President Bush to Have Colonoscopy Saturday

President Bush will undergo a routine colonoscopy Saturday and temporarily hand presidential powers over to Vice President Dick Cheney, White House press secretary Tony Snow said.

Snow told reporters Friday that Bush will have the procedure done at his Camp David, Md., mountaintop retreat.

The last time Bush had colon and rectal cancer surveillance was on June 29, 2002. Doctors then advised him to have another colonoscopy in five years.

"The president has had no symptoms," Snow said.

The procedure will be supervised by the president's doctor, Richard Tubb, and will be performed by a medical team from the National Naval Medical Center at Bethesda, Md.

Snow said that because president will be under the effects of anesthesia, he once again has elected to implement Section 3 of the 25th Amendment to the Constitution. Cheney will serve as acting president until Bush notifies authorities that he is ready to reassume his powers.

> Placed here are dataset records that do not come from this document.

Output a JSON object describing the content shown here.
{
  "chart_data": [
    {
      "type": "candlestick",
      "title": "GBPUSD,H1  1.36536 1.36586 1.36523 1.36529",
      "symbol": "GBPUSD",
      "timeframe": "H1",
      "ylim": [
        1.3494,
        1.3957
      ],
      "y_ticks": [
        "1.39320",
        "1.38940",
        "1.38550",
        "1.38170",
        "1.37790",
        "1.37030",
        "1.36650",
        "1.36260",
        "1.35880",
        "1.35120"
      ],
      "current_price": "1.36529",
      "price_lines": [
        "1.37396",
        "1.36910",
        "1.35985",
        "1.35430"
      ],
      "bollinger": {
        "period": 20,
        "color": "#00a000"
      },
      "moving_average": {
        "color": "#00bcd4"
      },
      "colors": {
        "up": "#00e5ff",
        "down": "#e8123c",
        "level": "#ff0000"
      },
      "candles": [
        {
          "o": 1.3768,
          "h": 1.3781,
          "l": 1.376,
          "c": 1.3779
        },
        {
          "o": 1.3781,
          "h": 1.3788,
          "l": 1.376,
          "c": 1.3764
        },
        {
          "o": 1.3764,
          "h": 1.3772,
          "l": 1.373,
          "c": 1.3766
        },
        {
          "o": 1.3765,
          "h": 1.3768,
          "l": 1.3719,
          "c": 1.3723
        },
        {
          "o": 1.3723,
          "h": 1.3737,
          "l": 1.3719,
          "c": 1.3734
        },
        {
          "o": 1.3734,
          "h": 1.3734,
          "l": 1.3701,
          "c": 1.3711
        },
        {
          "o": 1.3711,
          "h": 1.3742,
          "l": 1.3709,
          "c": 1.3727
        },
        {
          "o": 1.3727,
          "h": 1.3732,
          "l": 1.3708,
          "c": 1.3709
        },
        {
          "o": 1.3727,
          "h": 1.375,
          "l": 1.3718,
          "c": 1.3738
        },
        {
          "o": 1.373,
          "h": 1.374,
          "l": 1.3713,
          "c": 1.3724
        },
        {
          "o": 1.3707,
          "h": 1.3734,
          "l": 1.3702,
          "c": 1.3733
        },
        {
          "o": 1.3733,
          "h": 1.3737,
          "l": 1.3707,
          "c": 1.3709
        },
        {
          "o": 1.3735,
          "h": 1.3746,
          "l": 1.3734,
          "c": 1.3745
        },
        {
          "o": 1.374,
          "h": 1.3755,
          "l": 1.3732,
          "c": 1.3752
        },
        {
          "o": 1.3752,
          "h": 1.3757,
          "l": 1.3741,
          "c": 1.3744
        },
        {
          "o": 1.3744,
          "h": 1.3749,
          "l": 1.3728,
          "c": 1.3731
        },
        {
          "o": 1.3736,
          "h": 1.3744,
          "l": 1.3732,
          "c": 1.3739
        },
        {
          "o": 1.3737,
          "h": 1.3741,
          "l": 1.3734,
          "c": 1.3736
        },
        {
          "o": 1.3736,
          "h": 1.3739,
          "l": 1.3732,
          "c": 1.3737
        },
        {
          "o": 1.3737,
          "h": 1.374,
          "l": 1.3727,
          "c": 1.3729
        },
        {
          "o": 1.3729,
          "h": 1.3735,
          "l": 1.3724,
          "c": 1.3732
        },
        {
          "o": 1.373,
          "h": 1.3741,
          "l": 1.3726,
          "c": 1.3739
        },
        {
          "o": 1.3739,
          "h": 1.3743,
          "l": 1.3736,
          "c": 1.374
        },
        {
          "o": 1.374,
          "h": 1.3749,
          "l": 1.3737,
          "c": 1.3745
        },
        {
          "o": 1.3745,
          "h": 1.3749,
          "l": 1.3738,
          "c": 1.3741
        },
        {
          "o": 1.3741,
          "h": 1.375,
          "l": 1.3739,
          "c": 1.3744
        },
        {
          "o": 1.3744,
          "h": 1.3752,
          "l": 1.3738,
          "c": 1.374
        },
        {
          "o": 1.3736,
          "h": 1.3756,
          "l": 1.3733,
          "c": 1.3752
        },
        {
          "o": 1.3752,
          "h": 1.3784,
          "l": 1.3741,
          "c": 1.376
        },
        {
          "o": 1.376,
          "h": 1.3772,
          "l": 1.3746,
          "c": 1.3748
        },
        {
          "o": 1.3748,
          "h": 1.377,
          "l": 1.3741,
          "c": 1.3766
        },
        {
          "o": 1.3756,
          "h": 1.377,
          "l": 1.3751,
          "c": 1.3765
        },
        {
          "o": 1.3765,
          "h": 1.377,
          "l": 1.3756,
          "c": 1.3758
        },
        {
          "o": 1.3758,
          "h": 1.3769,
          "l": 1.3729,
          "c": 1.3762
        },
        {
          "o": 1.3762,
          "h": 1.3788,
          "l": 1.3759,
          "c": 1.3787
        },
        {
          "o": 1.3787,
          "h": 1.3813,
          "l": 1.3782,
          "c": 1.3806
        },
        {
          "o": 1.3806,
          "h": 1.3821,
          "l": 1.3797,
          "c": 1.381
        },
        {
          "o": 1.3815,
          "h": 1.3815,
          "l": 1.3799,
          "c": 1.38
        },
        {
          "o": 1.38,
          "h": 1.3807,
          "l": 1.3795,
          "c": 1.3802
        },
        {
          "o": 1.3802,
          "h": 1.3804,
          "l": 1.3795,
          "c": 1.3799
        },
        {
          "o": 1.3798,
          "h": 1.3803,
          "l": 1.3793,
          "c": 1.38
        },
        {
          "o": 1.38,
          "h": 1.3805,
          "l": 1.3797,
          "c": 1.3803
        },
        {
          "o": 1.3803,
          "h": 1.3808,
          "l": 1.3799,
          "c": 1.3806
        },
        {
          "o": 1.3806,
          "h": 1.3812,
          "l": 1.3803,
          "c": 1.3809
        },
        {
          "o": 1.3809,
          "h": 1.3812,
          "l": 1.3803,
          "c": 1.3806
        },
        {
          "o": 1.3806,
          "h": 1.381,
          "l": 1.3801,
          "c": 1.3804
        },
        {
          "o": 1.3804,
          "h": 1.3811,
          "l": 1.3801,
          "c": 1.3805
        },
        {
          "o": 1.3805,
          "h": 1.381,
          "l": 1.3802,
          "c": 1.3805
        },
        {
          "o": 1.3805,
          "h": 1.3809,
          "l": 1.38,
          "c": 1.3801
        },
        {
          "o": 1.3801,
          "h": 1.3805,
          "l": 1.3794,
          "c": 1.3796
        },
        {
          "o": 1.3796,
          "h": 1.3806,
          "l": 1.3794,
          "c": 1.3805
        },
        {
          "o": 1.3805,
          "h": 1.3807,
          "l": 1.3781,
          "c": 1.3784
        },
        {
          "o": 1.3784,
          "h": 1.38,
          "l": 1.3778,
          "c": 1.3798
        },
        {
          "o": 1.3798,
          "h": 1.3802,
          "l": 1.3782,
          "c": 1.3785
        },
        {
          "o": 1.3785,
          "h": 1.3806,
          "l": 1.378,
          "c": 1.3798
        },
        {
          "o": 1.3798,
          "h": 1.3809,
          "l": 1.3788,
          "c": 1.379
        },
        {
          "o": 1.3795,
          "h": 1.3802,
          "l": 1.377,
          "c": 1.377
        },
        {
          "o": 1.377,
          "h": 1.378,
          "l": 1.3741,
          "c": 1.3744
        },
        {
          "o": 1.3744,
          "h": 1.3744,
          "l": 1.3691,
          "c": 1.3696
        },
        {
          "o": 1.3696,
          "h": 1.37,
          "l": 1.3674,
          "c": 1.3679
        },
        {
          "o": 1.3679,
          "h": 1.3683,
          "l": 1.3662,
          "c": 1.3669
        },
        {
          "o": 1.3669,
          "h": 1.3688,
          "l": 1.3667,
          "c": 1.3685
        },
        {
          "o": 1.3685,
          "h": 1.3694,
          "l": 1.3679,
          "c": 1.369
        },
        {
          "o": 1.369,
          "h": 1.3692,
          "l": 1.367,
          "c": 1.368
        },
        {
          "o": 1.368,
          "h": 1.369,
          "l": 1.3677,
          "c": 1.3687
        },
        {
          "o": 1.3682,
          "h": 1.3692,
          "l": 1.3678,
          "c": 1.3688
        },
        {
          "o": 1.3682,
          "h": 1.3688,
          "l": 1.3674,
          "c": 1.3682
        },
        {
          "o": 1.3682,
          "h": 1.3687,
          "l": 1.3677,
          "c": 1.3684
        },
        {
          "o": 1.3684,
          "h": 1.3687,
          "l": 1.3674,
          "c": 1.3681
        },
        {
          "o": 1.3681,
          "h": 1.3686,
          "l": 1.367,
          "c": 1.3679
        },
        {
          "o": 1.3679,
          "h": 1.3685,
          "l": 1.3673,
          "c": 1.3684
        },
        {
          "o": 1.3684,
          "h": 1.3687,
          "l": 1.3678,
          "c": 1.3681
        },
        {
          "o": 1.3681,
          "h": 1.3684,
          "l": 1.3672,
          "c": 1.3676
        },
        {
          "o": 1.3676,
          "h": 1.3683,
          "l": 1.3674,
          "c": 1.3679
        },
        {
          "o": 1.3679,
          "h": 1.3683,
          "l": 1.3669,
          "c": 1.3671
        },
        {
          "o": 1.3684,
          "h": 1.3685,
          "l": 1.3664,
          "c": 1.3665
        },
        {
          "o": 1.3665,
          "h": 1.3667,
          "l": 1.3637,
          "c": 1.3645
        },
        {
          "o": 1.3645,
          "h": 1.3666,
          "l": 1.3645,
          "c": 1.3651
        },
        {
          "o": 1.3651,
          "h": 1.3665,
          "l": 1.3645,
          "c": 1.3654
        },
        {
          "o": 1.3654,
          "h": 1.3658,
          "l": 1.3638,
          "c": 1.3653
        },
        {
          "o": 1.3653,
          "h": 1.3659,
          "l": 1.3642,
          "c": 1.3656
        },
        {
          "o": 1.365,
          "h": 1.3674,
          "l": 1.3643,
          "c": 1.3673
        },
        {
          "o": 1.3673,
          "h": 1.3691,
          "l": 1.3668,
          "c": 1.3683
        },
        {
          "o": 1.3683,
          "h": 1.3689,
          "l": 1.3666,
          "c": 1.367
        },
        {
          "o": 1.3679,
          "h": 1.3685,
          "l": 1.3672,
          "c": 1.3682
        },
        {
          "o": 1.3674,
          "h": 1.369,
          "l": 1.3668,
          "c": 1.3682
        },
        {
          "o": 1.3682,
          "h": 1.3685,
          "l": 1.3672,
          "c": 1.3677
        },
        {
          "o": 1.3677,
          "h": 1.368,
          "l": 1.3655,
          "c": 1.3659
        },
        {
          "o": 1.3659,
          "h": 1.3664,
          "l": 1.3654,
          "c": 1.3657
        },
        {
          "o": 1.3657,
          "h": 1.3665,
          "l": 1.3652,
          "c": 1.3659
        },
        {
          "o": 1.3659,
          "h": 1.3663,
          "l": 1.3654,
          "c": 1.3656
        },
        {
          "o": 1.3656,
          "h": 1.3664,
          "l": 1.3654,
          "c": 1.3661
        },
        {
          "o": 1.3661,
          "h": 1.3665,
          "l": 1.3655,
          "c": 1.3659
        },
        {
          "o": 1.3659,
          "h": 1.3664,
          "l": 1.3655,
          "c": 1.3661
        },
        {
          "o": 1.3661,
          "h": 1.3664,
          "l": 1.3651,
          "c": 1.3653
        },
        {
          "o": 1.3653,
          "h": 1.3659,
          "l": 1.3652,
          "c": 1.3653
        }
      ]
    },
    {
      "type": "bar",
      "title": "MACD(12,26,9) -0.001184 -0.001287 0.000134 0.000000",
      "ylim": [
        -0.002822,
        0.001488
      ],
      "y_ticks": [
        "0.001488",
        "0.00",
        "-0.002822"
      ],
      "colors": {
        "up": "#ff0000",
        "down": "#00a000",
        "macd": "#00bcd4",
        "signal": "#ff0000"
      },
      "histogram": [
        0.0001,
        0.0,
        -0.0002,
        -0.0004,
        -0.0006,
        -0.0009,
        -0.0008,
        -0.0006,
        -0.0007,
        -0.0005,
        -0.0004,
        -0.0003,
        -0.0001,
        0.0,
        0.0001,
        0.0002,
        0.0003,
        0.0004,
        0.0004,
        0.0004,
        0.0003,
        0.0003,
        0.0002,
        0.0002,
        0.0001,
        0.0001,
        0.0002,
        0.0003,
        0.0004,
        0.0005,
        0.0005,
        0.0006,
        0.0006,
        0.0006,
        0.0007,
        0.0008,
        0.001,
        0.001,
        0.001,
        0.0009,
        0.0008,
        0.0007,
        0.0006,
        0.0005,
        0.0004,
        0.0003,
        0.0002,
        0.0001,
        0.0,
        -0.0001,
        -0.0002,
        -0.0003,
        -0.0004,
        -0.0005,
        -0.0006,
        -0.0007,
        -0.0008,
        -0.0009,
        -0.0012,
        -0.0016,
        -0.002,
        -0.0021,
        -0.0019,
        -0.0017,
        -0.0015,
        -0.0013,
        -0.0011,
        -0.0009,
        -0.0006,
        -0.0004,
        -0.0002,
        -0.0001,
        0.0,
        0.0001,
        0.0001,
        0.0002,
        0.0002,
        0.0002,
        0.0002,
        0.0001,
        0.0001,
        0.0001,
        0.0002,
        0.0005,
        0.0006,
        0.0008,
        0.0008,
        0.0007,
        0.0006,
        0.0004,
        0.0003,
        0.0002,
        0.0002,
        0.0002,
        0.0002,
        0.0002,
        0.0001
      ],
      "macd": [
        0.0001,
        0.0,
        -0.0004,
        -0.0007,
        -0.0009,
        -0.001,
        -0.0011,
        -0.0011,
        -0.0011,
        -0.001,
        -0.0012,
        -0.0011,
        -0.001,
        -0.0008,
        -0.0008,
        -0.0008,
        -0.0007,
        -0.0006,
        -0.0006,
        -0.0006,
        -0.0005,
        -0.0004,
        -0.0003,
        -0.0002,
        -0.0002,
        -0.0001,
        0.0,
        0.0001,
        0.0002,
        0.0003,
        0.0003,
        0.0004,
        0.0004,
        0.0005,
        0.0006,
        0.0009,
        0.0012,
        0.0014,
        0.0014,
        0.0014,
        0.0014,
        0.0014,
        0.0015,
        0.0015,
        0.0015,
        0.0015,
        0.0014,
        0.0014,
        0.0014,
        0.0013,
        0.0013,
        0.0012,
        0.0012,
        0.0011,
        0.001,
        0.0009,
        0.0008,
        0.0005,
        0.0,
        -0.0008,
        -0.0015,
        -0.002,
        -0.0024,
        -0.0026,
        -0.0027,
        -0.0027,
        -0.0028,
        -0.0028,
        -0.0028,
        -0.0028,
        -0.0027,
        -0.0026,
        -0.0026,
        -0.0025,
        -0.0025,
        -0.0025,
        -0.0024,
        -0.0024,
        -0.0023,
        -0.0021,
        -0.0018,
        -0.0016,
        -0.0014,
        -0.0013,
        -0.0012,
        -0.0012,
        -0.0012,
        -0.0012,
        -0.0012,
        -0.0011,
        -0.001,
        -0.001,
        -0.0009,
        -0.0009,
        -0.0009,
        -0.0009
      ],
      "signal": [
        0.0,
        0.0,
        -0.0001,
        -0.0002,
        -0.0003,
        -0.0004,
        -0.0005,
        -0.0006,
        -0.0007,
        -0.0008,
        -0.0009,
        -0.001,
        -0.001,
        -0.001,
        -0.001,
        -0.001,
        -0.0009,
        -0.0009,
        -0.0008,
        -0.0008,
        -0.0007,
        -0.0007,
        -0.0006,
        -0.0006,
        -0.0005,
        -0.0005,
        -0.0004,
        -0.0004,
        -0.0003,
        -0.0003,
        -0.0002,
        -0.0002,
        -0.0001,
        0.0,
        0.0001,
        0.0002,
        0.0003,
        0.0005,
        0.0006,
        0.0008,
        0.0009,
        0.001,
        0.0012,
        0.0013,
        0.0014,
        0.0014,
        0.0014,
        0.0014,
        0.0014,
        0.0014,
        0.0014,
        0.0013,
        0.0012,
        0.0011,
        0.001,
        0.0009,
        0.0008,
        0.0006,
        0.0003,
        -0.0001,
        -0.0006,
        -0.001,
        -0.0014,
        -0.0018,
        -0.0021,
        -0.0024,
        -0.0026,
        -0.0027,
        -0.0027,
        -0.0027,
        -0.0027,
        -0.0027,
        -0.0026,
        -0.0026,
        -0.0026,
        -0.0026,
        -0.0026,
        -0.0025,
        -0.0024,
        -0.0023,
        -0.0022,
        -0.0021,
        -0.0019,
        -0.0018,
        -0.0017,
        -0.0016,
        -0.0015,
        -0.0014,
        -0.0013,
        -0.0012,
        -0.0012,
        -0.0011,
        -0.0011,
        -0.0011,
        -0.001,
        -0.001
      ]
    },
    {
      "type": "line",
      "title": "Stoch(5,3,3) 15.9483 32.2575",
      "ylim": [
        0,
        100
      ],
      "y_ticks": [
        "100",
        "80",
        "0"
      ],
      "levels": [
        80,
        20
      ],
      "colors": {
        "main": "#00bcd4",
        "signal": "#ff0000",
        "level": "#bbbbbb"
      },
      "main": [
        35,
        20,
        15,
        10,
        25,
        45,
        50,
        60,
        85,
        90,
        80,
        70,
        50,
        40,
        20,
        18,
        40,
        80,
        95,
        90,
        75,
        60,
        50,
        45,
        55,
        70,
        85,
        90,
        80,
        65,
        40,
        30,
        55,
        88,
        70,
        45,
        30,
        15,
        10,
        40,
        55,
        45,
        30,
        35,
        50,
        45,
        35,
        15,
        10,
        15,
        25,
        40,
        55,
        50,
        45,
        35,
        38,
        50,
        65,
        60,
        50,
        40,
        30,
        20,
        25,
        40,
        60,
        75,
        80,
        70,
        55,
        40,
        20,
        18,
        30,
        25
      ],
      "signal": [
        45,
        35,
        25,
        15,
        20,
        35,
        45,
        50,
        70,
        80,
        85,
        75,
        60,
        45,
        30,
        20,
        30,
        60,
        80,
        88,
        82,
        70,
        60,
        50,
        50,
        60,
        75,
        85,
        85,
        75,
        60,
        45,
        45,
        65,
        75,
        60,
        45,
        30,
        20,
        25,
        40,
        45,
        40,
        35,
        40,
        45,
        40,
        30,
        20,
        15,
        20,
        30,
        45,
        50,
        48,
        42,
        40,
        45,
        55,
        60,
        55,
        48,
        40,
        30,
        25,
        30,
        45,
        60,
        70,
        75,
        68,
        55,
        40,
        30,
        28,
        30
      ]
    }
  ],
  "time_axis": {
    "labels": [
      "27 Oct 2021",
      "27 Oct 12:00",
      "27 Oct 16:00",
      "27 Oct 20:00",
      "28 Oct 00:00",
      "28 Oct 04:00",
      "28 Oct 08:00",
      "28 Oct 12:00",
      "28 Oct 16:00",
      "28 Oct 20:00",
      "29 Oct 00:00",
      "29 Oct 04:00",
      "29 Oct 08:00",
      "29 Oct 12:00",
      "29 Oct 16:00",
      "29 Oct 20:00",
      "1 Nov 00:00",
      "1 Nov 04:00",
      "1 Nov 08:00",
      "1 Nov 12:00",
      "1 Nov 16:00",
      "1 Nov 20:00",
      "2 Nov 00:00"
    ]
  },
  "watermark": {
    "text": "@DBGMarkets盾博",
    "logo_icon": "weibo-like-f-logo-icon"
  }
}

In 2002, Bush transferred presidential powers to Cheney for more than two hours during the routine colon screening that ended in a clean bill of health.

It was only the second time in history that the Constitution's presidential disability clause was invoked. President Reagan was the first to invoke the Constitution's 25th Amendment since its adoption in 1967 as a means of dealing with presidential disability and succession.

The earlier colonoscopy for Bush also was done at the well-equipped medical facility at Camp David near Thurmont, Md. Bush felt well enough afterward to play with his dogs and take a 4 1/2-mile walk with the first lady and then-White House Chief of Staff Andrew Card and his wife. He then went to the gym for a light workout.

Tubb said two polyps were discovered during examinations in 1998 and 1999 while Bush was governor of Texas. That made Bush a prime candidate for regular examinations.

The 2002 procedure began at 7:09 a.m and ended at 7:29 a.m. Bush woke up two minutes later but did not resume his presidential office until 9:24 a.m., after Tubb conducted an overall examination. Tubb said he recommended the additional time to make sure the sedative had no aftereffects.